Department of Earth Sciences & Research Center on Natural Resources, Health and the Environment. University of Huelva, Campus "El Carmen", 21071, Huelva, Spain.
Department of Earth Sciences & Research Center on Natural Resources, Health and the Environment. University of Huelva, Campus "El Carmen", 21071, Huelva, Spain.
Water Res. 2023 Apr 15;233:119791. doi: 10.1016/j.watres.2023.119791. Epub 2023 Feb 24.

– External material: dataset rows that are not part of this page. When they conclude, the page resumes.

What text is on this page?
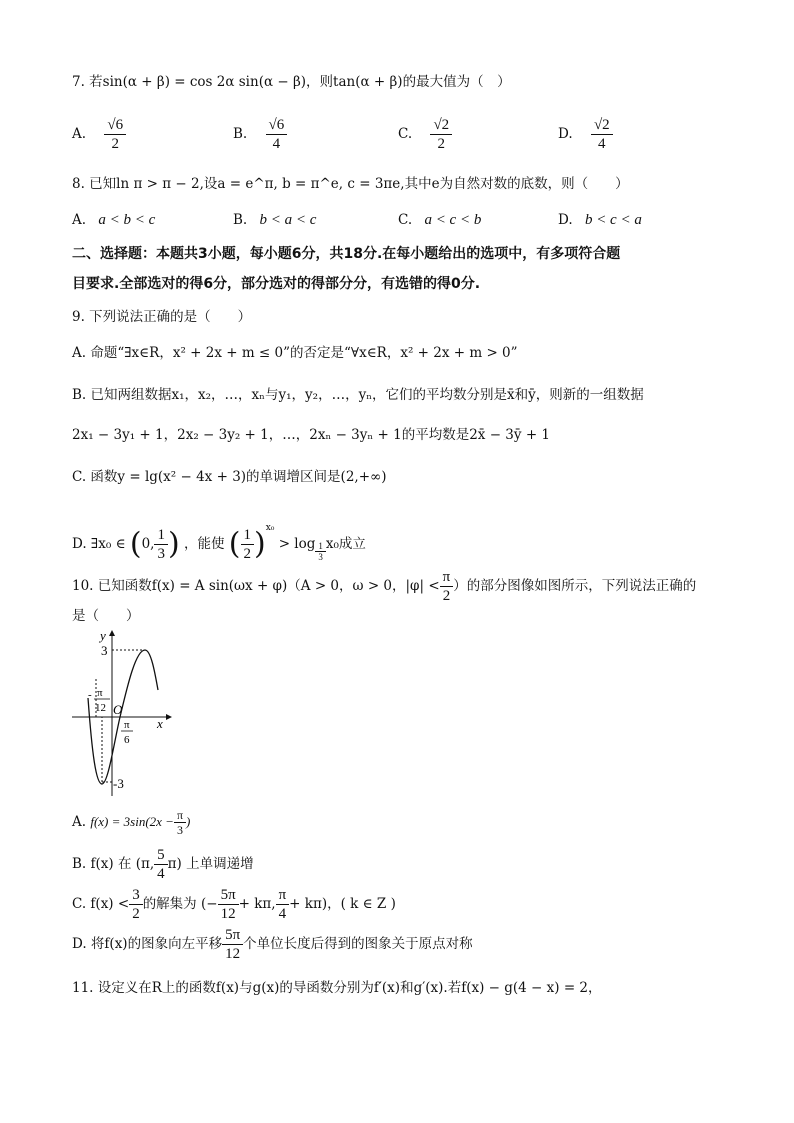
7. 若sin(α + β) = cos 2α sin(α − β)，则tan(α + β)的最大值为（　）
A. $\frac{√6}{2}$	B. $\frac{√6}{4}$	C. $\frac{√2}{2}$	D. $\frac{√2}{4}$
8. 已知ln π > π − 2,设a = e^π, b = π^e, c = 3πe,其中e为自然对数的底数，则（　　）
A. a < b < c	B. b < a < c	C. a < c < b	D. b < c < a
二、选择题：本题共3小题，每小题6分，共18分.在每小题给出的选项中，有多项符合题
目要求.全部选对的得6分，部分选对的得部分分，有选错的得0分.
9. 下列说法正确的是（　　）
A. 命题“∃x∈R，x² + 2x + m ≤ 0”的否定是“∀x∈R，x² + 2x + m > 0”
B. 已知两组数据x₁，x₂，…，xₙ与y₁，y₂，…，yₙ，它们的平均数分别是x̄和ȳ，则新的一组数据
2x₁ − 3y₁ + 1，2x₂ − 3y₂ + 1，…，2xₙ − 3yₙ + 1的平均数是2x̄ − 3ȳ + 1
C. 函数y = lg(x² − 4x + 3)的单调增区间是(2,+∞)
D. ∃x₀ ∈ (0, $\frac{1}{3}$ ) ，能使 ( $\frac{1}{2} )^{x_0} > \log \frac{1}{3} x_0$成立
10. 已知函数f(x) = A sin(ωx + φ)（A > 0，ω > 0，$|\varphi| < \frac{\pi}{2}$ ）的部分图像如图所示，下列说法正确的
是（　　）
y
x
O
3
-3
- π
12
π
6
A. $f(x) = 3\sin(2x - \frac{\pi}{3}$ )
B. f(x) 在 (π, $\frac{5}{4} \pi$) 上单调递增
C. $f(x) < \frac{3}{2}$ 的解集为 (− $\frac{5\pi}{12} + k\pi$, $\frac{\pi}{4} + k\pi$)，( k ∈ Z )
D. 将f(x)的图象向左平移 $\frac{5\pi}{12}$ 个单位长度后得到的图象关于原点对称
11. 设定义在R上的函数f(x)与g(x)的导函数分别为f′(x)和g′(x).若f(x) − g(4 − x) = 2，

This study evaluates for the first time the impact of a large wildfire on the hydrogeochemistry of a deeply AMD-affected river at the beginning of the wet season. To accomplish this, a high-resolution water monitoring campaign was performed within the basin coinciding with the first rainfalls after summer. Unlike similar events recorded in AMD-affected areas, where dramatic increases in most dissolved element concentrations, and decreases in pH values are observed as a result of evaporitic salts flushing and the transport of sulfide oxidation products from mine sites, a slight increase in pH values (from 2.32 to 2.88) and decrease in element concentrations (e.g.; Fe: 443 to 205 mg/L; Al: 1805 to 1059 mg/L; sulfate: 22.8 to 13.3 g/L) was observed with the first rainfalls after the fire. The washout of wildfire-ash deposited in the riverbanks and the drainage area, constituted by alkaline mineral phases, seems to have counterbalanced the usual behavior and patterns of the river hydrogeochemistry during autumn. Geochemical results indicate that a preferential dissolution occurs during ash washout (K > Ca > Na), with a quick release of K followed by an intense dissolution of Ca and Na. On the other hand, in unburnt zones parameters and concentrations vary to a lesser extent than burnt areas, being the washout of evaporitic salts the dominant process. With subsequent rainfalls ash plays a minor role on the river hydrochemistry. Elemental ratios (Fe/SO and Ca/Mg) and geochemical tracers in both ash (K, Ca and Na) and AMD (S) were used to prove the importance of ash washout as the dominant geochemical process during the study period. Geochemical and mineralogical evidences point to intense schwertmannite precipitation as the main driver of reduction in metal pollution. The results of this study shed light on the response of AMD-polluted rivers to certain climate change effects, since climate models predict an increase in the number and intensity of wildfires and torrential rain events, especially in Mediterranean climates.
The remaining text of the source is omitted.